All’s Well That Ends Well, Globe Theatre, London, May 2011
Posted on 8 May 2011A young Count, Bertram is brought up in the same household as Helena, a doctor’s daughter he has neither courted nor encouraged. She loves him, is desperate to marry him, and his mother favours the match, but his adamant refusal is over-ruled by the king, so he leaves home, and we should sympathise with him. Yet we don’t. Shakespeare gives us a most dislikeable character, unnecessarily brutal in his rejection of a fine young woman who has miraculously cured the king’s sickness.
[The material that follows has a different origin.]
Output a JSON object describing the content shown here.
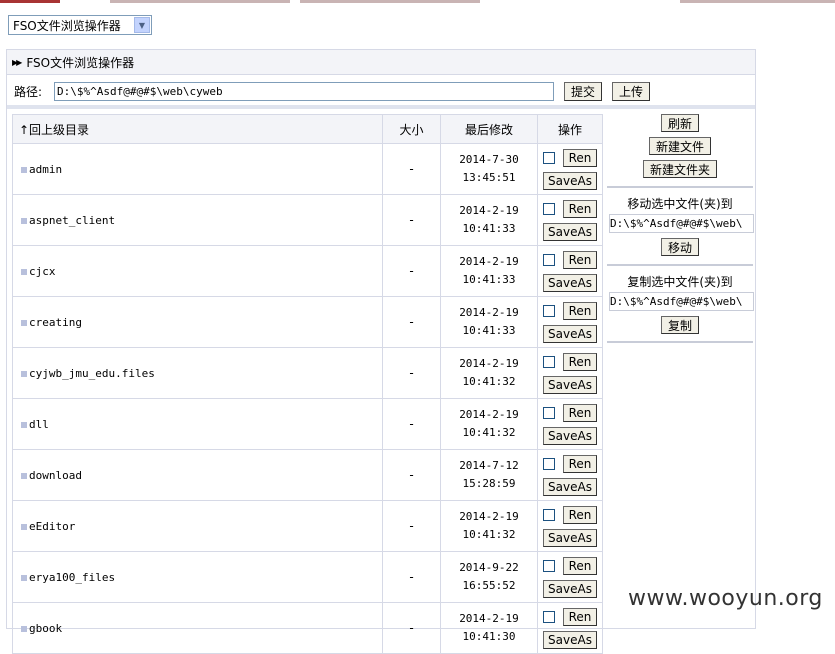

Ellie Piercy as Helena with Sam Cox as the king, all photos by Ellie Kurttz
On the other hand, Helena herself is hard to love. She is no Juliet — I’ll prove more true than those that have more cunning to be strange — for though wedded to him, she is yet a stranger and her cunning hoists him on his own petard. He writes a letter saying, When thou canst get the ring upon my finger which never shall come off, and show me a child begotten of thy body that I am father to, then call me husband: but in such a ‘then’ I write a ‘never’, yet this clever woman, who performed a miracle on the king, produces another on her husband. Using the ‘bed-trick’ she gets another well-born young woman to promise to lie with him at night, acquire his ring, and then substitutes herself.
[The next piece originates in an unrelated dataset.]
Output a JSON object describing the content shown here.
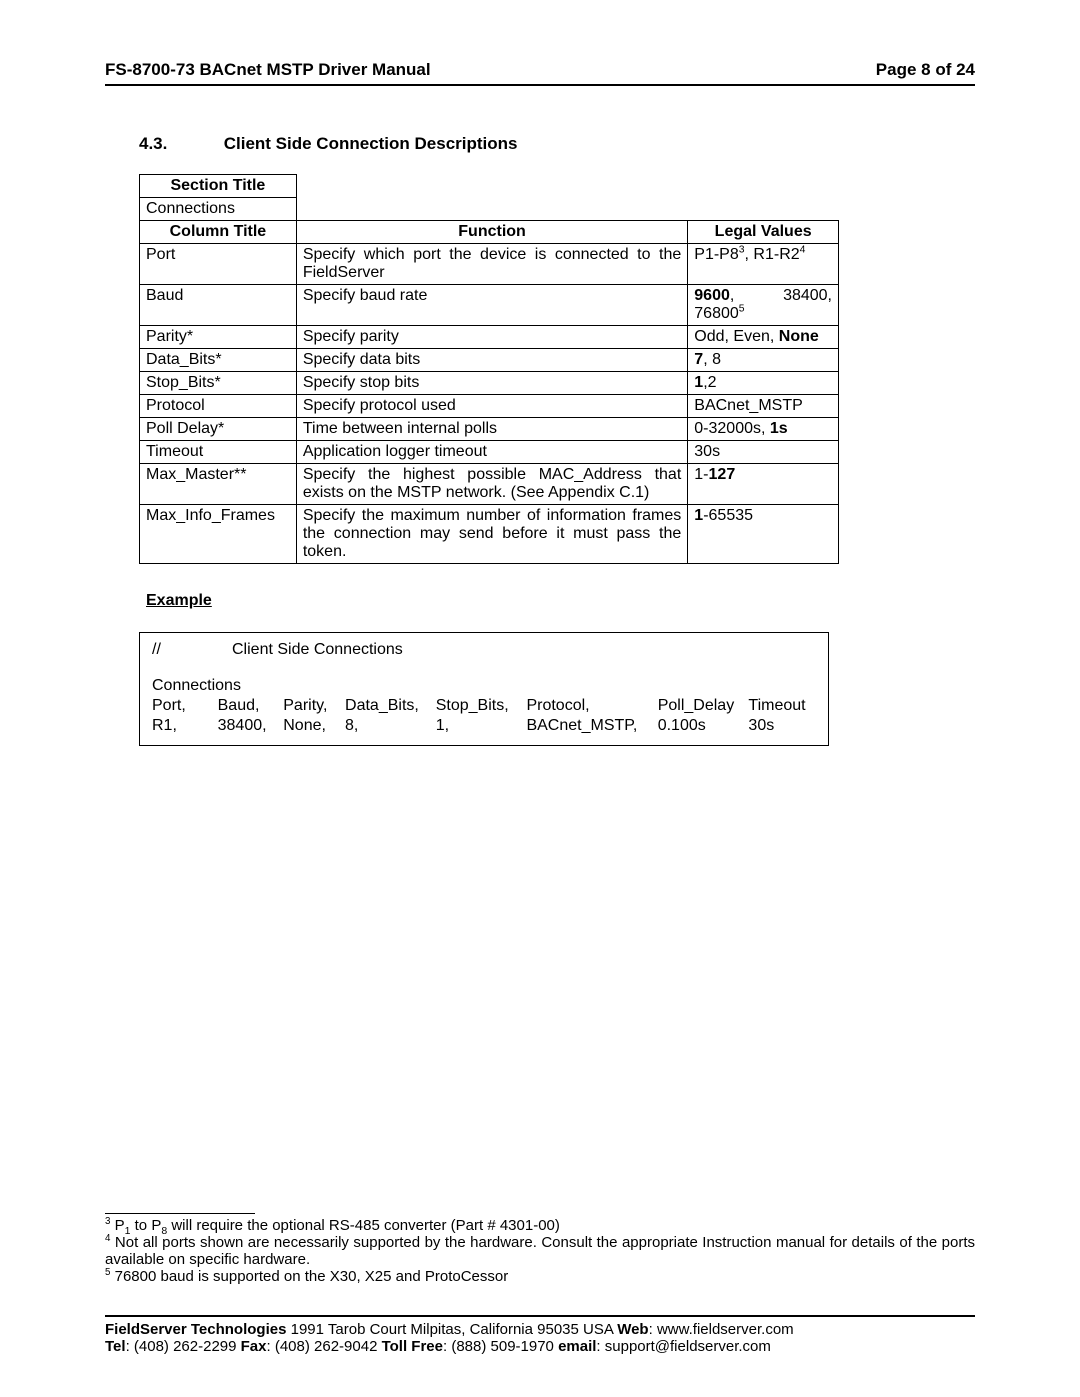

Colin Hurley as Lavatch with Janie Dee as the Countess
Although Shakespeare’s title yields one of the most well-known aphorisms in English, this play itself is little performed. The young couple are unsympathetic and occlude their meanings in a plethora of prodoses and apodoses, continuing even to the end as Bertram says to the king, If she, my liege, can make me know this clearly/ I’ll love her dearly ever, ever, dearly, to which she responds, If it appear not plain and prove untrue . . . To these quasi-endearments the king finishes by saying, All yet seems well, and if it end so meet,/ The bitter past, more welcome is the sweet.

James Garnon as Parolles
The king — the lynch pin of this play — was superbly portrayed by Sam Cox, with noble bearing and fine diction yet still with a subtle comedic touch. In fact the wittiness of this production by John Dove came over well, aided particularly by James Garnon as Bertram’s friend Parolles, a braggart and coward, and with Colin Hurley as Lavatch, the fool in the Countess’s household. She, the mother of Bertram, was vividly played by Janie Dee, exhibiting life and good sense in the same measure as her son lacked it. Her affection for Ellie Pearcy’s well drawn portrayal of Helena helped give us some sympathy for this rather too clever young woman, who was well matched by Naomi Cranston as the shrewd young Diana who apparently seduces Bertram. He of course is not to be favoured by the audience, but Sam Crane portrayed his unlikeability mainly as diffidence, and his speeches were often a string of words generating little sense, with a voice that could not be clearly heard when he turned his back to the audience. But the cast as a whole did a superb job of bringing this strange comedy to life, and their dancing on stage when the play was over allowed all the characters but one to show rhythm and sparkle.